Pietisten

Ethel Victoria Palmberg

January 13, 1903 — March 31, 1997

by David Hawkinson

Ethel Palmberg was a good friend of Pietisten. She waited eagerly for each issue and made contributions — for example, her poem, "The Pioneer Pastor" (Spring, I995). The words, taken from one of her Christmas letters, "Det ar roligt att leva och se hur det gar" (It's fun to be alive and see what's going on!) were painted on her casket. They sum up Ethel's refreshing posture. David Hawkinson paid the following tribute to Ethel at the funeral service in Bethlehem Covenant Church, Minneapolis.

There are many passages from the texts already read that offer rich soil from which a tribute to Ethel can be grown. This is one of the remarkable features about her life there is so much Bible in it, so much in her that is connected with that landscape, a landscape familiar to pietists.

I will return to this in just a moment. It seems necessary, first, to mention the other landscape which gave shape to her life and spirit — the vast plains where she grew up and raised her family. Kathleen Norris, in her book of spiritual geography, Dakota, seems to be describing Ethel when she writes: "The silence of the plains, this great unpeopled landscape of earth and sky is much like the silence one finds in a monastery.... The deprivations of Plains life and monastic life tend to turn small gifts into treasures, and gratitude is one of the first flowers to spring forth when hope is rewarded and the desert begins to bloom" (pp. 15, 18).

I thought about this as I sat with Stan [Ethel's grandson] beside her bed on Easter morning — waiting for her last breath, which didn't come for another 24 hours. In fact, I said to her the week before at the hospital, when Susan and I visited her: "You're pretty tough!" "Yeah," she said, "I am." Like the Dakota soil, she persisted without water or food far longer than one could expect — a tenacious life, formidable, enduring, rich, and deep. Her life was not a straight line, but one filled with twists and turns, moving from joy to the brink of despair, from drought to fecundity. In this place she learned to find in the little, an abundance; in the short, an eternity; and in the small, the great.

This leads me to the gospel from Matthew, to that other landscape that brought Ethel and myself together so often. In Matthew 18, a disciple asked Jesus: "Who is the greatest in the kingdom?" So many times in Bible, so many times in our daily lives, the overlooked is the most important. Like the kids running around the knees of the adults, underfoot and overlooked, shoved out so that the important issues can be discussed — like who is the greatest. There, says Jesus, running right around your legs, there is the greatest. You sitting right here [addressing Ethel's beautiful, young great grandchildren], loved by your mor-mor. You are the ones Jesus is noticing, and he tells us that we should be more like you. Your mor-mor understood that.

Like the hymn we are going to sing, Ethel enjoyed thinking of herself as a child — and also acting like one. Full of excitement at new stuff, like massages and lessons on making lace and needlepoint and singing and telling stories. Like the one about the rattlesnake and the time the Klu Klux Klan showed up in town when she was a little girl. Like when she went to Chicago and sat in a classroom with people like Nils Lund and David Nyvall and Eric Hawkinson, my grandfather — great teachers and leaders of the Covenant church, who opened her mind and heart to the larger world. There she was in Chicago — wide-eyed, excited by the big town. Yet, also anxious to return to the land she loved, the land of silence, a place city people often drive through because they think there is nothing there to see.

There wasn't very much that Ethel didn't see; not much went overlooked. She had learned not to take things for granted, and she learned to wait for what she wanted — except when she was in the hospital and wanted to go home.
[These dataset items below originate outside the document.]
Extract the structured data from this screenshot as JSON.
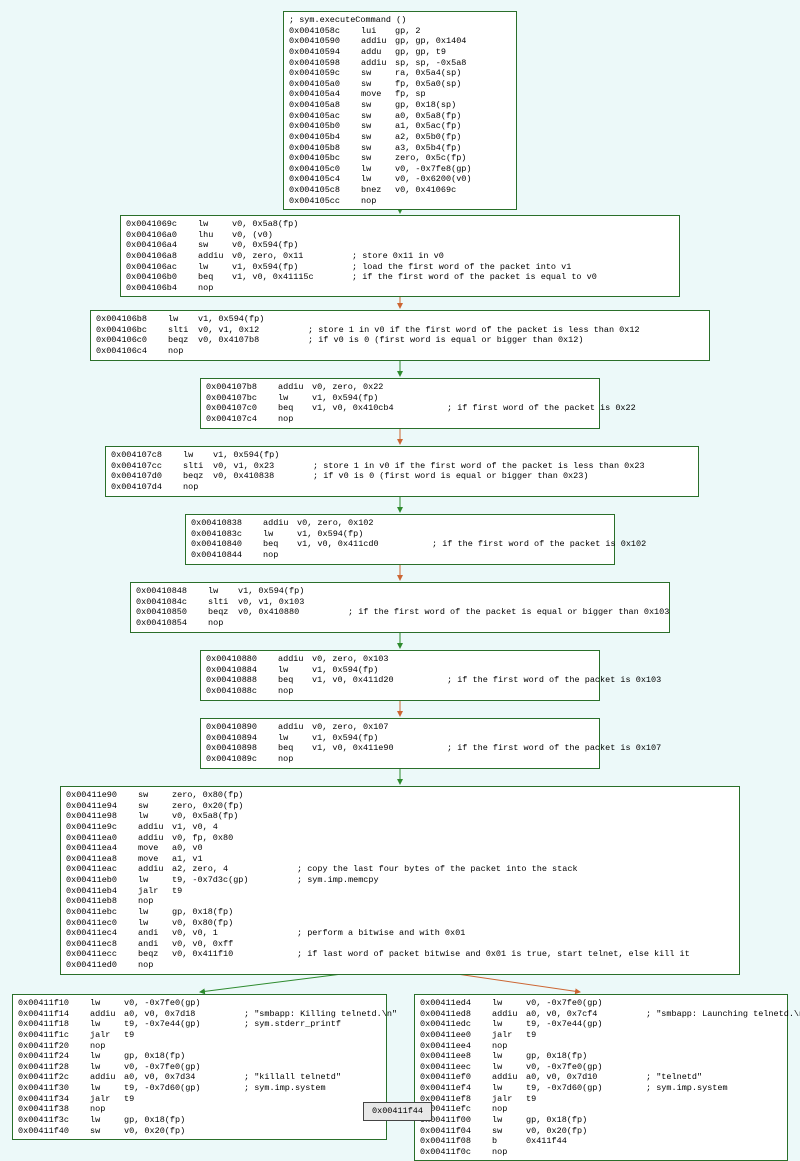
{
  "final": {
    "addr": "0x00411f44"
  },
  "blocks": {
    "n0": [
      {
        "a": "",
        "m": "",
        "r": "; sym.executeCommand ()"
      },
      {
        "a": "0x0041058c",
        "m": "lui",
        "r": "gp, 2"
      },
      {
        "a": "0x00410590",
        "m": "addiu",
        "r": "gp, gp, 0x1404"
      },
      {
        "a": "0x00410594",
        "m": "addu",
        "r": "gp, gp, t9"
      },
      {
        "a": "0x00410598",
        "m": "addiu",
        "r": "sp, sp, -0x5a8"
      },
      {
        "a": "0x0041059c",
        "m": "sw",
        "r": "ra, 0x5a4(sp)"
      },
      {
        "a": "0x004105a0",
        "m": "sw",
        "r": "fp, 0x5a0(sp)"
      },
      {
        "a": "0x004105a4",
        "m": "move",
        "r": "fp, sp"
      },
      {
        "a": "0x004105a8",
        "m": "sw",
        "r": "gp, 0x18(sp)"
      },
      {
        "a": "0x004105ac",
        "m": "sw",
        "r": "a0, 0x5a8(fp)"
      },
      {
        "a": "0x004105b0",
        "m": "sw",
        "r": "a1, 0x5ac(fp)"
      },
      {
        "a": "0x004105b4",
        "m": "sw",
        "r": "a2, 0x5b0(fp)"
      },
      {
        "a": "0x004105b8",
        "m": "sw",
        "r": "a3, 0x5b4(fp)"
      },
      {
        "a": "0x004105bc",
        "m": "sw",
        "r": "zero, 0x5c(fp)"
      },
      {
        "a": "0x004105c0",
        "m": "lw",
        "r": "v0, -0x7fe8(gp)"
      },
      {
        "a": "0x004105c4",
        "m": "lw",
        "r": "v0, -0x6200(v0)"
      },
      {
        "a": "0x004105c8",
        "m": "bnez",
        "r": "v0, 0x41069c"
      },
      {
        "a": "0x004105cc",
        "m": "nop",
        "r": ""
      }
    ],
    "n1": [
      {
        "a": "0x0041069c",
        "m": "lw",
        "r": "v0, 0x5a8(fp)"
      },
      {
        "a": "0x004106a0",
        "m": "lhu",
        "r": "v0, (v0)"
      },
      {
        "a": "0x004106a4",
        "m": "sw",
        "r": "v0, 0x594(fp)"
      },
      {
        "a": "0x004106a8",
        "m": "addiu",
        "r": "v0, zero, 0x11",
        "c": "; store 0x11 in v0"
      },
      {
        "a": "0x004106ac",
        "m": "lw",
        "r": "v1, 0x594(fp)",
        "c": "; load the first word of the packet into v1"
      },
      {
        "a": "0x004106b0",
        "m": "beq",
        "r": "v1, v0, 0x41115c",
        "c": "; if the first word of the packet is equal to v0"
      },
      {
        "a": "0x004106b4",
        "m": "nop",
        "r": ""
      }
    ],
    "n2": [
      {
        "a": "0x004106b8",
        "m": "lw",
        "r": "v1, 0x594(fp)"
      },
      {
        "a": "0x004106bc",
        "m": "slti",
        "r": "v0, v1, 0x12",
        "c": "; store 1 in v0 if the first word of the packet is less than 0x12"
      },
      {
        "a": "0x004106c0",
        "m": "beqz",
        "r": "v0, 0x4107b8",
        "c": "; if v0 is 0 (first word is equal or bigger than 0x12)"
      },
      {
        "a": "0x004106c4",
        "m": "nop",
        "r": ""
      }
    ],
    "n3": [
      {
        "a": "0x004107b8",
        "m": "addiu",
        "r": "v0, zero, 0x22"
      },
      {
        "a": "0x004107bc",
        "m": "lw",
        "r": "v1, 0x594(fp)"
      },
      {
        "a": "0x004107c0",
        "m": "beq",
        "r": "v1, v0, 0x410cb4",
        "c": "; if first word of the packet is 0x22"
      },
      {
        "a": "0x004107c4",
        "m": "nop",
        "r": ""
      }
    ],
    "n4": [
      {
        "a": "0x004107c8",
        "m": "lw",
        "r": "v1, 0x594(fp)"
      },
      {
        "a": "0x004107cc",
        "m": "slti",
        "r": "v0, v1, 0x23",
        "c": "; store 1 in v0 if the first word of the packet is less than 0x23"
      },
      {
        "a": "0x004107d0",
        "m": "beqz",
        "r": "v0, 0x410838",
        "c": "; if v0 is 0 (first word is equal or bigger than 0x23)"
      },
      {
        "a": "0x004107d4",
        "m": "nop",
        "r": ""
      }
    ],
    "n5": [
      {
        "a": "0x00410838",
        "m": "addiu",
        "r": "v0, zero, 0x102"
      },
      {
        "a": "0x0041083c",
        "m": "lw",
        "r": "v1, 0x594(fp)"
      },
      {
        "a": "0x00410840",
        "m": "beq",
        "r": "v1, v0, 0x411cd0",
        "c": "; if the first word of the packet is 0x102"
      },
      {
        "a": "0x00410844",
        "m": "nop",
        "r": ""
      }
    ],
    "n6": [
      {
        "a": "0x00410848",
        "m": "lw",
        "r": "v1, 0x594(fp)"
      },
      {
        "a": "0x0041084c",
        "m": "slti",
        "r": "v0, v1, 0x103"
      },
      {
        "a": "0x00410850",
        "m": "beqz",
        "r": "v0, 0x410880",
        "c": "; if the first word of the packet is equal or bigger than 0x103"
      },
      {
        "a": "0x00410854",
        "m": "nop",
        "r": ""
      }
    ],
    "n7": [
      {
        "a": "0x00410880",
        "m": "addiu",
        "r": "v0, zero, 0x103"
      },
      {
        "a": "0x00410884",
        "m": "lw",
        "r": "v1, 0x594(fp)"
      },
      {
        "a": "0x00410888",
        "m": "beq",
        "r": "v1, v0, 0x411d20",
        "c": "; if the first word of the packet is 0x103"
      },
      {
        "a": "0x0041088c",
        "m": "nop",
        "r": ""
      }
    ],
    "n8": [
      {
        "a": "0x00410890",
        "m": "addiu",
        "r": "v0, zero, 0x107"
      },
      {
        "a": "0x00410894",
        "m": "lw",
        "r": "v1, 0x594(fp)"
      },
      {
        "a": "0x00410898",
        "m": "beq",
        "r": "v1, v0, 0x411e90",
        "c": "; if the first word of the packet is 0x107"
      },
      {
        "a": "0x0041089c",
        "m": "nop",
        "r": ""
      }
    ],
    "n9": [
      {
        "a": "0x00411e90",
        "m": "sw",
        "r": "zero, 0x80(fp)"
      },
      {
        "a": "0x00411e94",
        "m": "sw",
        "r": "zero, 0x20(fp)"
      },
      {
        "a": "0x00411e98",
        "m": "lw",
        "r": "v0, 0x5a8(fp)"
      },
      {
        "a": "0x00411e9c",
        "m": "addiu",
        "r": "v1, v0, 4"
      },
      {
        "a": "0x00411ea0",
        "m": "addiu",
        "r": "v0, fp, 0x80"
      },
      {
        "a": "0x00411ea4",
        "m": "move",
        "r": "a0, v0"
      },
      {
        "a": "0x00411ea8",
        "m": "move",
        "r": "a1, v1"
      },
      {
        "a": "0x00411eac",
        "m": "addiu",
        "r": "a2, zero, 4",
        "c": "; copy the last four bytes of the packet into the stack"
      },
      {
        "a": "0x00411eb0",
        "m": "lw",
        "r": "t9, -0x7d3c(gp)",
        "c": "; sym.imp.memcpy"
      },
      {
        "a": "0x00411eb4",
        "m": "jalr",
        "r": "t9"
      },
      {
        "a": "0x00411eb8",
        "m": "nop",
        "r": ""
      },
      {
        "a": "0x00411ebc",
        "m": "lw",
        "r": "gp, 0x18(fp)"
      },
      {
        "a": "0x00411ec0",
        "m": "lw",
        "r": "v0, 0x80(fp)"
      },
      {
        "a": "0x00411ec4",
        "m": "andi",
        "r": "v0, v0, 1",
        "c": "; perform a bitwise and with 0x01"
      },
      {
        "a": "0x00411ec8",
        "m": "andi",
        "r": "v0, v0, 0xff"
      },
      {
        "a": "0x00411ecc",
        "m": "beqz",
        "r": "v0, 0x411f10",
        "c": "; if last word of packet bitwise and 0x01 is true, start telnet, else kill it"
      },
      {
        "a": "0x00411ed0",
        "m": "nop",
        "r": ""
      }
    ],
    "n10": [
      {
        "a": "0x00411f10",
        "m": "lw",
        "r": "v0, -0x7fe0(gp)"
      },
      {
        "a": "0x00411f14",
        "m": "addiu",
        "r": "a0, v0, 0x7d18",
        "c": "; \"smbapp: Killing telnetd.\\n\""
      },
      {
        "a": "0x00411f18",
        "m": "lw",
        "r": "t9, -0x7e44(gp)",
        "c": "; sym.stderr_printf"
      },
      {
        "a": "0x00411f1c",
        "m": "jalr",
        "r": "t9"
      },
      {
        "a": "0x00411f20",
        "m": "nop",
        "r": ""
      },
      {
        "a": "0x00411f24",
        "m": "lw",
        "r": "gp, 0x18(fp)"
      },
      {
        "a": "0x00411f28",
        "m": "lw",
        "r": "v0, -0x7fe0(gp)"
      },
      {
        "a": "0x00411f2c",
        "m": "addiu",
        "r": "a0, v0, 0x7d34",
        "c": "; \"killall telnetd\""
      },
      {
        "a": "0x00411f30",
        "m": "lw",
        "r": "t9, -0x7d60(gp)",
        "c": "; sym.imp.system"
      },
      {
        "a": "0x00411f34",
        "m": "jalr",
        "r": "t9"
      },
      {
        "a": "0x00411f38",
        "m": "nop",
        "r": ""
      },
      {
        "a": "0x00411f3c",
        "m": "lw",
        "r": "gp, 0x18(fp)"
      },
      {
        "a": "0x00411f40",
        "m": "sw",
        "r": "v0, 0x20(fp)"
      }
    ],
    "n11": [
      {
        "a": "0x00411ed4",
        "m": "lw",
        "r": "v0, -0x7fe0(gp)"
      },
      {
        "a": "0x00411ed8",
        "m": "addiu",
        "r": "a0, v0, 0x7cf4",
        "c": "; \"smbapp: Launching telnetd.\\n\""
      },
      {
        "a": "0x00411edc",
        "m": "lw",
        "r": "t9, -0x7e44(gp)"
      },
      {
        "a": "0x00411ee0",
        "m": "jalr",
        "r": "t9"
      },
      {
        "a": "0x00411ee4",
        "m": "nop",
        "r": ""
      },
      {
        "a": "0x00411ee8",
        "m": "lw",
        "r": "gp, 0x18(fp)"
      },
      {
        "a": "0x00411eec",
        "m": "lw",
        "r": "v0, -0x7fe0(gp)"
      },
      {
        "a": "0x00411ef0",
        "m": "addiu",
        "r": "a0, v0, 0x7d10",
        "c": "; \"telnetd\""
      },
      {
        "a": "0x00411ef4",
        "m": "lw",
        "r": "t9, -0x7d60(gp)",
        "c": "; sym.imp.system"
      },
      {
        "a": "0x00411ef8",
        "m": "jalr",
        "r": "t9"
      },
      {
        "a": "0x00411efc",
        "m": "nop",
        "r": ""
      },
      {
        "a": "0x00411f00",
        "m": "lw",
        "r": "gp, 0x18(fp)"
      },
      {
        "a": "0x00411f04",
        "m": "sw",
        "r": "v0, 0x20(fp)"
      },
      {
        "a": "0x00411f08",
        "m": "b",
        "r": "0x411f44"
      },
      {
        "a": "0x00411f0c",
        "m": "nop",
        "r": ""
      }
    ]
  },
  "layout": {
    "addrW": {
      "n0": 58,
      "n1": 58,
      "n2": 58,
      "n3": 58,
      "n4": 58,
      "n5": 58,
      "n6": 58,
      "n7": 58,
      "n8": 58,
      "n9": 58,
      "n10": 58,
      "n11": 58
    },
    "mnW": {
      "n0": 34,
      "n1": 34,
      "n2": 30,
      "n3": 34,
      "n4": 30,
      "n5": 34,
      "n6": 30,
      "n7": 34,
      "n8": 34,
      "n9": 34,
      "n10": 34,
      "n11": 34
    },
    "argW": {
      "n0": 0,
      "n1": 120,
      "n2": 110,
      "n3": 135,
      "n4": 100,
      "n5": 135,
      "n6": 110,
      "n7": 135,
      "n8": 135,
      "n9": 125,
      "n10": 120,
      "n11": 120
    }
  }
}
This is what Jesus means by humility, like standing on the great plains in the West and finding out that you' re not so big as you think. Like finding your place in the whole rush of life as one person among many, no greater but no less important either. Like being thankful for who you are and for how much you are loved by the God who first breathed life into you.

I sat in Ethel's room a number of years ago and we talked about the Covenant Church, using the imagery my grandfather had found helpful for describing all the different parts of the kingdom of God. "It is like a great garden," he said, "filled with great banks of azaleas and orchids, lilies and roses." These, he said, were the great denominations, powerful and ornate, overwhelming to the eye, magnificent and colorful. And we in the Covenant, this little band of believers, where were we? Over there by the side of the road, a bluebell, a flower of the spring, inches from being crushed by the wheels of the wagon or the bustling feet rushing over to see the big stuff.

This is Ethel a bluebell with a grace and beauty overlooked by those who search for the dazzling. But, filled with a grace and color that could pale a lily: white haired, dressed in an embroidered blouse, thankful for everything around.

Ethel Palmberg was a good friend of Pietisten. She waited eagerly for each issue and made contributions — for example, her poem, "The Pioneer Pastor" (Spring, I995). The words,taken from one of her Christmas letters, "Det ar roligt att leva och se hur det gar" (It 's fun to be alive and see what's going on!) were painted on her casket. They sum up Ethel's refreshing posture.